Jablo Airscrew Blades
Their Manufacture from the Log to the Finished Component
by Hills and Sons, Ltd.
This article first appeared in the Volume 4, Number 42 (April, 1942) issue of Aircraft Production magazine, and is presented here through the kind permission of Flight International. Thanks also to Bruce Vander Mark for furnishing volumes of Aircraft Production for scanning. |
The modern “improved wood” blade (Fig. 2), now in widespread use, has many qualities that remove it from the realm of the wooden blade as formerly understood. Wooden blade production has been completely revolutionised by improved technique in the preparation of the laminated material from which they are made. The development of this material has been closely allied with the development of plastics, and the thin veneers now used for blades are bonded under special conditions of pressure and temperature with synthetic resins which produce a material which, from the machine shop point of view, has more of the characteristics of metal. The finished product is relatively inert, the “life” of the natural wood having been so modified in the manufacturing processes that the physical characteristics can be rigidly controlled. This article deals with the manufacture of the well-known Jablo blade by F. Hills and Sons, Ltd.
Jablo blades are fabricated from multi-ply boards, although the primary material is not plywood as ordinarily understood. It consists of boards approximately 1” thick, built up from 50 or more o.6 mm plies bonded together under considerable pressure and at a high temperature by a synthetic glue.
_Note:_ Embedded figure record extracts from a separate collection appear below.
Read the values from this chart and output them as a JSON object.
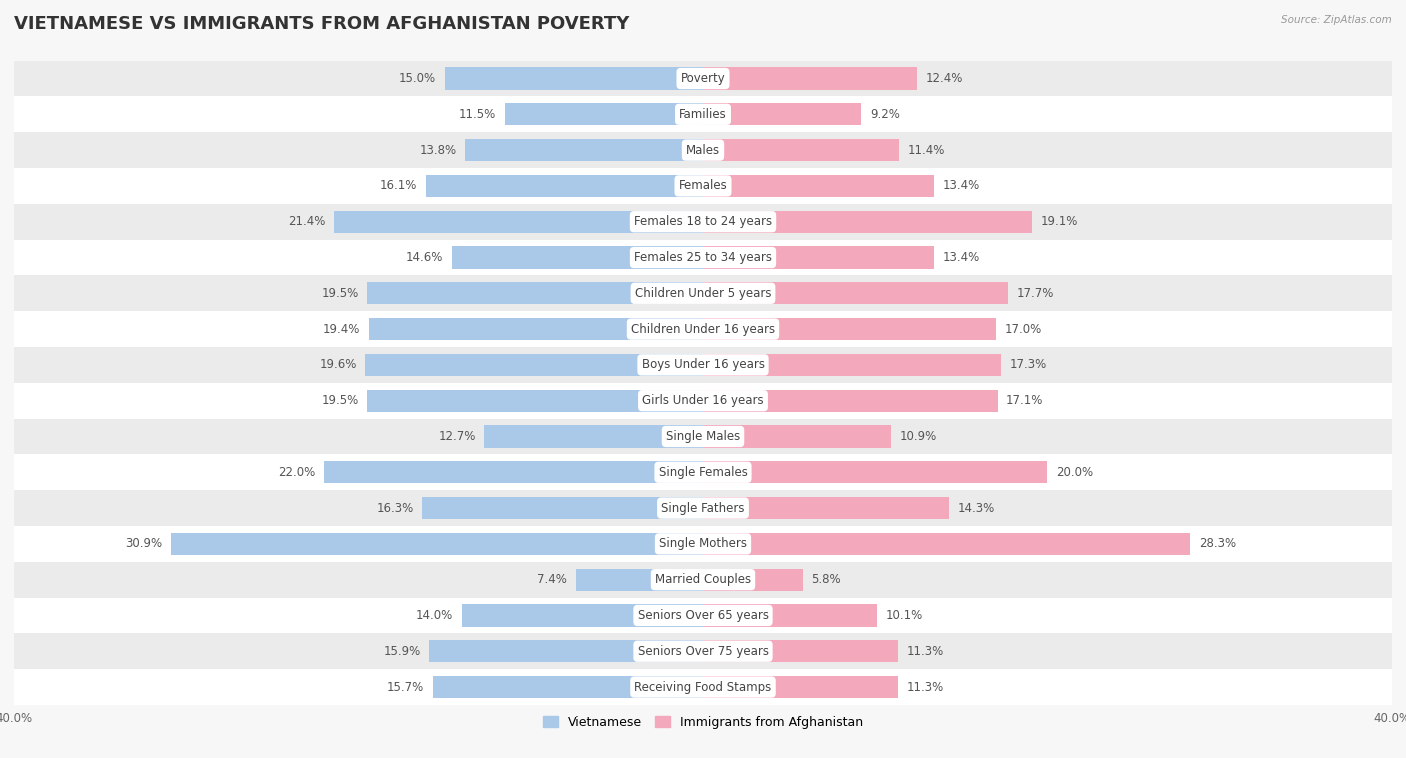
{
  "title": "VIETNAMESE VS IMMIGRANTS FROM AFGHANISTAN POVERTY",
  "source": "Source: ZipAtlas.com",
  "categories": [
    "Poverty",
    "Families",
    "Males",
    "Females",
    "Females 18 to 24 years",
    "Females 25 to 34 years",
    "Children Under 5 years",
    "Children Under 16 years",
    "Boys Under 16 years",
    "Girls Under 16 years",
    "Single Males",
    "Single Females",
    "Single Fathers",
    "Single Mothers",
    "Married Couples",
    "Seniors Over 65 years",
    "Seniors Over 75 years",
    "Receiving Food Stamps"
  ],
  "vietnamese": [
    15.0,
    11.5,
    13.8,
    16.1,
    21.4,
    14.6,
    19.5,
    19.4,
    19.6,
    19.5,
    12.7,
    22.0,
    16.3,
    30.9,
    7.4,
    14.0,
    15.9,
    15.7
  ],
  "afghanistan": [
    12.4,
    9.2,
    11.4,
    13.4,
    19.1,
    13.4,
    17.7,
    17.0,
    17.3,
    17.1,
    10.9,
    20.0,
    14.3,
    28.3,
    5.8,
    10.1,
    11.3,
    11.3
  ],
  "viet_color": "#aac9e8",
  "afghan_color": "#f4a8bc",
  "viet_label": "Vietnamese",
  "afghan_label": "Immigrants from Afghanistan",
  "xlim": 40.0,
  "bar_height": 0.62,
  "background_color": "#f7f7f7",
  "row_light_color": "#ffffff",
  "row_dark_color": "#ebebeb",
  "title_fontsize": 13,
  "label_fontsize": 8.5,
  "tick_fontsize": 8.5,
  "value_fontsize": 8.5
}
The resultant board has a specific gravity ranging from 0.9 to 1.3, the variation being due to the introduction of additional plies at one end, these being graded in length to decrease the density progressively over certain portions of the board in order to provide different basic densities at each end. Manufacture of the Jablo blade may be divided into two stages—making from logs the built-up block from which the blade is machined, and machining, balancing and surface finishing the blade. Processes and plant of very dissimilar character are required for each set of operations.